Pneumatic microvalves controlled cell culture chip for the studies on cell-cell interactions

• Main Authors: Yu-Wei Tsao, 曹育維
• Other Authors: Shih-Hao Huang
• Format: Others
• Language: zh-TW
• Published: 2009
• Online Access: http://ndltd.ncl.edu.tw/handle/11779902489643093102

碩士 === 國立臺灣海洋大學 === 機械與機電工程學系 === 97 === How cancer cells influence extracellular matrix and interact with nearby normal cells and exchange information through the medium is still a popular research topic at present. By controlling the components in media, adding specific growth factors or stimuli, we can understand the change of cell micro-environments after being influenced, and clarify the mechanisms or signal pathways of which cancer cells interact with normal cells. In this thesis, we develop a microfluidic cell culture chip that contains two cell chambers to co-culture cancer cells and normal fibroblasts. The cell culture chambers are coated with fibronectin on the surface such that the cells are able to attach stably. The fibronectin coating also provides an environment close to those in real tissues. This microfluidic cell culture chip combines with pneumatic microvalves that isolate the chip into two independent culture environments by stopping the flow of the culture medium between the two chambers. In this work, the cell lines are the human lung adenocarcinoma cell CL1-5 with high migration ability, and the human foreskin fibroblast HS68. We control the opening of the microvalves and the flowing directions of the culture medium to study the interactions between these two cells by the secretions of their growth factors and stimuli in the flowing culture medium.

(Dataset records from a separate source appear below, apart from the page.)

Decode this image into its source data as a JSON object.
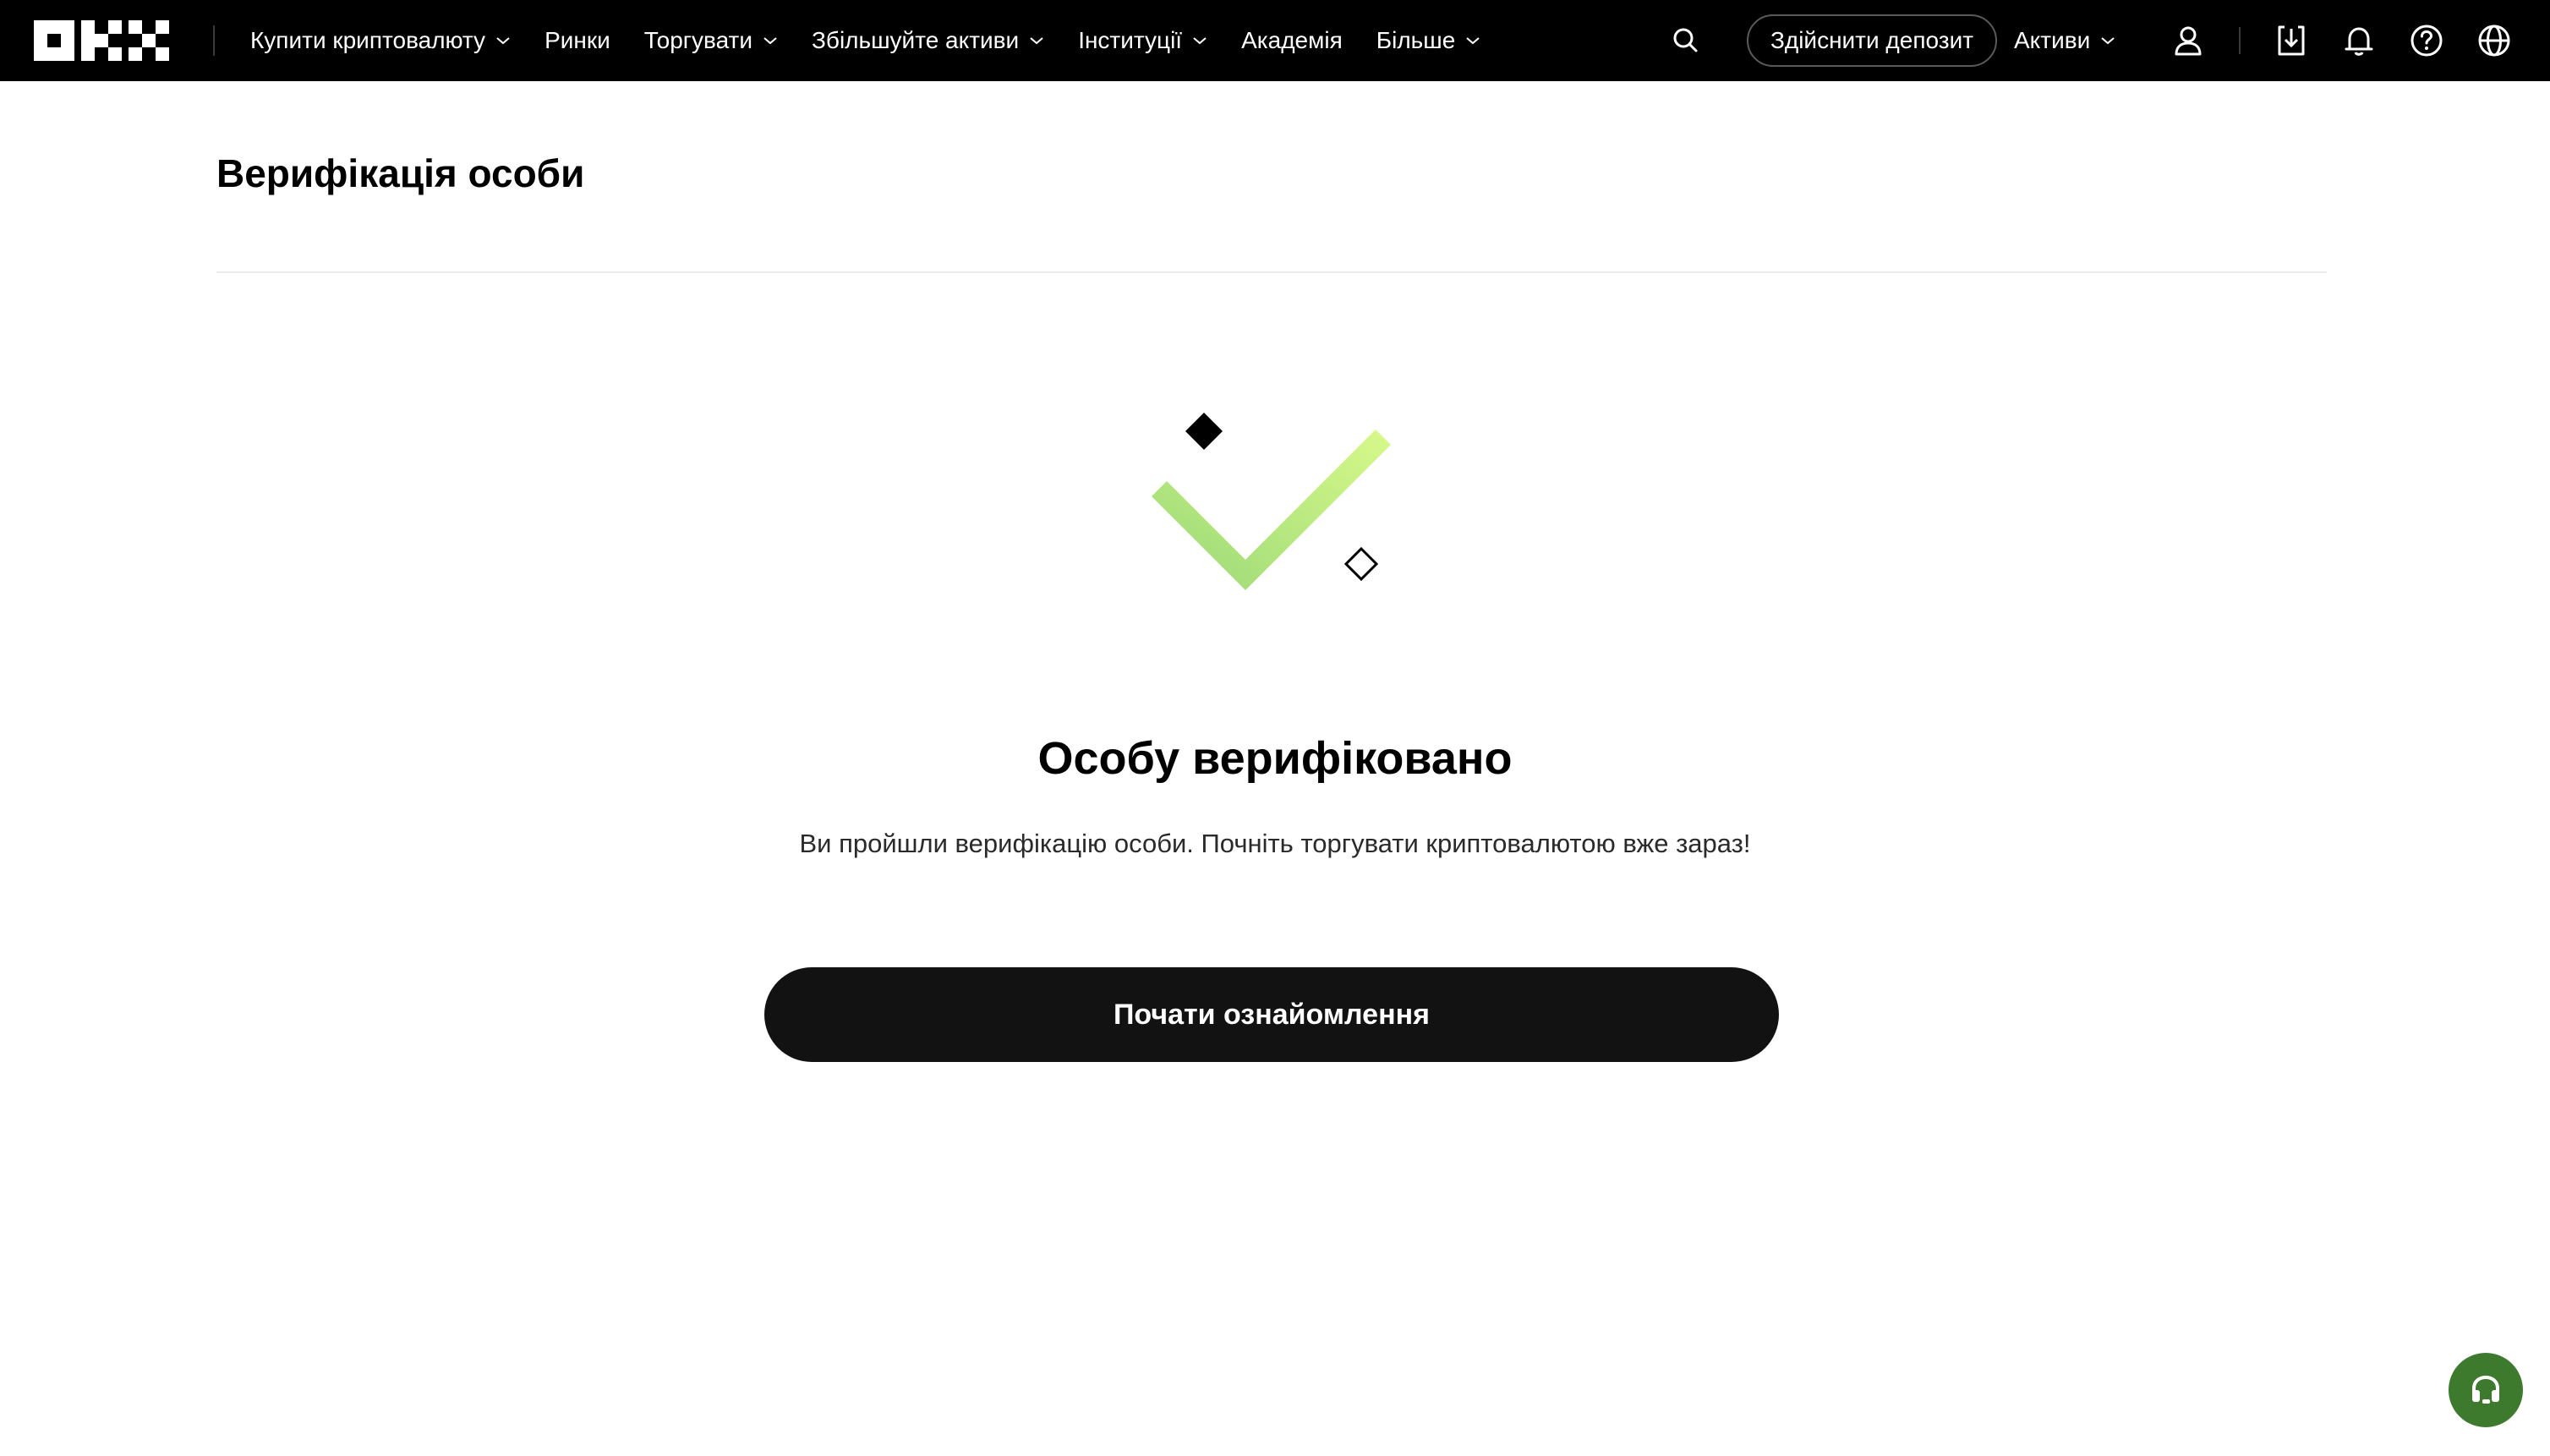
{
  "app": {
    "brand": "OKX"
  },
  "nav": {
    "items": [
      {
        "label": "Купити криптовалюту",
        "has_dropdown": true
      },
      {
        "label": "Ринки",
        "has_dropdown": false
      },
      {
        "label": "Торгувати",
        "has_dropdown": true
      },
      {
        "label": "Збільшуйте активи",
        "has_dropdown": true
      },
      {
        "label": "Інституції",
        "has_dropdown": true
      },
      {
        "label": "Академія",
        "has_dropdown": false
      },
      {
        "label": "Більше",
        "has_dropdown": true
      }
    ],
    "deposit_label": "Здійснити депозит",
    "assets_label": "Активи",
    "icons": [
      "search-icon",
      "user-icon",
      "download-icon",
      "bell-icon",
      "help-icon",
      "globe-icon"
    ]
  },
  "page": {
    "title": "Верифікація особи"
  },
  "result": {
    "heading": "Особу верифіковано",
    "description": "Ви пройшли верифікацію особи. Почніть торгувати криптовалютою вже зараз!",
    "button_label": "Почати ознайомлення"
  },
  "support": {
    "icon": "headset-icon"
  },
  "colors": {
    "nav_bg": "#000000",
    "primary_button": "#121212",
    "check_light": "#d8f98a",
    "check_dark": "#9ad877",
    "support_fab": "#3d7a2e"
  }
}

Using the cell culture chip, we find that the original culture medium of fibroblasts cannot induce observable change of migration speed of the cancer cells. However, after the fibroblasts are stimulated by the culture medium of cancer cells, the culture medium of fibroblasts can increase the migration speed of the cancer cells. On the other hand, the culture medium of cancer cells directly increases the aspect ratio of fibroblasts. This morphological change is related to the activation of fibroblasts into myofibroblasts. Our design of microfluidic cell culture chip takes the advantages of easy and rapid fabrication. The dimension of the chip fits an on-microscope-stage cell incubator, and hence the experiments can be conducted for a long period. In the future, the chip can be further improved by combining multiple microvalves and complex microfluidic structures as to meet various purposes for cell co-culture experiments.